Porquê esta complacência? Porque, no fundo, nós estamos
disponíveis para acreditar. Nós pertencemos a esse universo, mesmo
que, em simultâneo, já pertençamos a outros imaginários. Não são
apenas os pobres, os menos educados que partilham estes dois mundos.
São quadros de formação superior, são dirigentes políticos que
procuram a bênção para serem promovidos e para terem sucesso nas
suas carreiras.
Não
creio que seja eficaz simplesmente condenar essas práticas. Mas
temos que as assumir com mais verdade. Regressando ao título desta
palestra, temos de aceitar que, por debaixo da capa do sapato, há
uma espécie de ventilação especial nos nossos pés. De pouco vale
dizermos que se trata de coisas tipicamente africanas. Meus amigos,
essas coisas existem em todo o mundo. Não fazem parte da chamada
natureza exótica dos africanos. Fazem parte da natureza da pessoa
humana.
O
que podemos dizer no nosso caso é que essas crenças possuem ainda
um peso determinante. E esse peso entra em contradição com algumas
exigências do mundo de hoje. A crença na chamada “boa sorte”
faz com que nos demitamos da nossa responsabilidade individual e
colectiva.
Este
é um problema central para o nosso desenvolvimento. Porque esta
visão do mundo nos leva a explicar os nossos insucessos pela
existência de uma suposta mão escondida. Se falhamos é porque
alguém tramou um mau-olhado. Não nos assumimos como cidadãos
fazedores e responsáveis. Não produzimos o nosso destino:
mendigamos as forças poderosas que estão para além de nós.
Ficamos à espera da bênção e do bafejo da boa fortuna.
Tudo
isto tem a ver com algo mais abrangente e mais sofisticado que é a
teoria do complot. Satisfazemo-nos em explicar tudo por razões
de alguma conspiração urdida nas nossas costas. É o receio da
feitiçaria conduzido para a análise política. O caso recente das
madeiras é um bom exemplo da aplicação da teoria da conspiração.

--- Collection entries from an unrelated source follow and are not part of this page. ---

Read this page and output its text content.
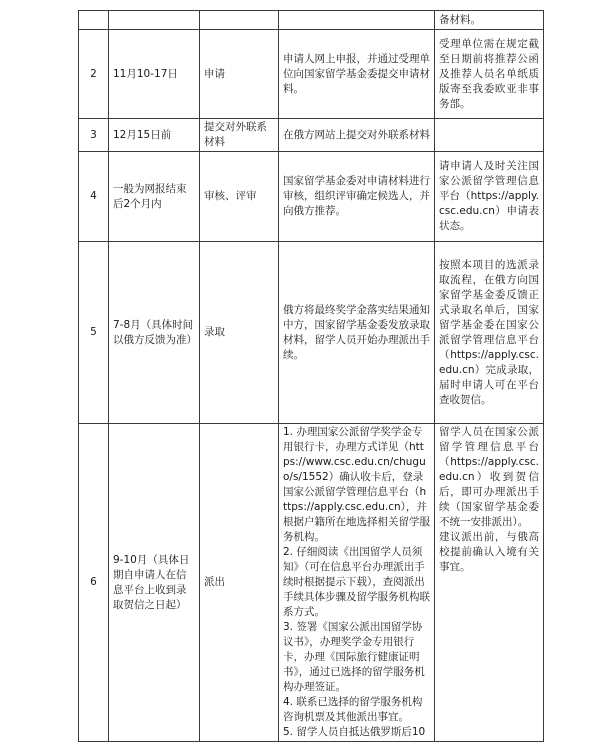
				备材料。

2	11月10-17日	申请	申请人网上申报，并通过受理单位向国家留学基金委提交申请材料。	受理单位需在规定截至日期前将推荐公函及推荐人员名单纸质版寄至我委欧亚非事务部。

3	12月15日前	提交对外联系材料	在俄方网站上提交对外联系材料	

4	一般为网报结束后2个月内	审核、评审	国家留学基金委对申请材料进行审核，组织评审确定候选人，并向俄方推荐。	请申请人及时关注国家公派留学管理信息平台（https://apply.csc.edu.cn）申请表状态。

5	7-8月（具体时间以俄方反馈为准）	录取	俄方将最终奖学金落实结果通知中方，国家留学基金委发放录取材料，留学人员开始办理派出手续。	按照本项目的选派录取流程，在俄方向国家留学基金委反馈正式录取名单后，国家留学基金委在国家公派留学管理信息平台（https://apply.csc.edu.cn）完成录取，届时申请人可在平台查收贺信。

6	9-10月（具体日期自申请人在信息平台上收到录取贺信之日起）	派出	1. 办理国家公派留学奖学金专用银行卡，办理方式详见（https://www.csc.edu.cn/chuguo/s/1552）确认收卡后，登录国家公派留学管理信息平台（https://apply.csc.edu.cn），并根据户籍所在地选择相关留学服务机构。
2. 仔细阅读《出国留学人员须知》（可在信息平台办理派出手续时根据提示下载），查阅派出手续具体步骤及留学服务机构联系方式。
3. 签署《国家公派出国留学协议书》，办理奖学金专用银行卡，办理《国际旅行健康证明书》，通过已选择的留学服务机构办理签证。
4. 联系已选择的留学服务机构咨询机票及其他派出事宜。
5. 留学人员自抵达俄罗斯后10	留学人员在国家公派留学管理信息平台（https://apply.csc.edu.cn）收到贺信后，即可办理派出手续（国家留学基金委不统一安排派出）。
建议派出前，与俄高校提前确认入境有关事宜。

Um grupo de compatriotas nossos denunciou aquilo que considerava ser
a destruição eminente do nosso patrimônio florestal. O alerta era
grave, podemos estar a perder não apenas parte do nosso meio
ambiente, mas estarmos desperdiçando uma das principais armas para
combater a pobreza. A reação contra este protesto não se fez
esperar: artigos diversos apontaram numa mesma direção. A
preocupação com as florestas provinha de um grupo bem-intencionado,
mas manipulado por forças ocidentais que se mobilizam contra a
presença chinesa em África. Eis a mão obscura que tudo comanda.
Tal
como sucede na lógica da feitiçaria, a identificação do malvado
resolve, à partida, o problema. Levantadas todas as poeiras,
esgrimidas todas as suspeições, o assunto das florestas deixará de
ser visível. A pergunta é simples: Não seria mais fácil criar uma
comissão científica que inventariasse o verdadeiro estado atual dos
recursos florestais e avaliasse as reais tendências de abate da
nossa madeira? O assunto, meus amigos, é demasiado sério para
fingirmos que estamos fazendo alguma coisa apenas porque levantamos a
suspeita de uma conspiração internacional. A verdade é que se
perdermos a floresta perdemos uma das maiores reservas de riqueza, o
maior banco vivo do nosso território nacional.
Mia
Couto, in Intervenção no Encontro sobre Pessoa Humana,
abertura de Conferência no Millenium BIM, Maputo, 2008.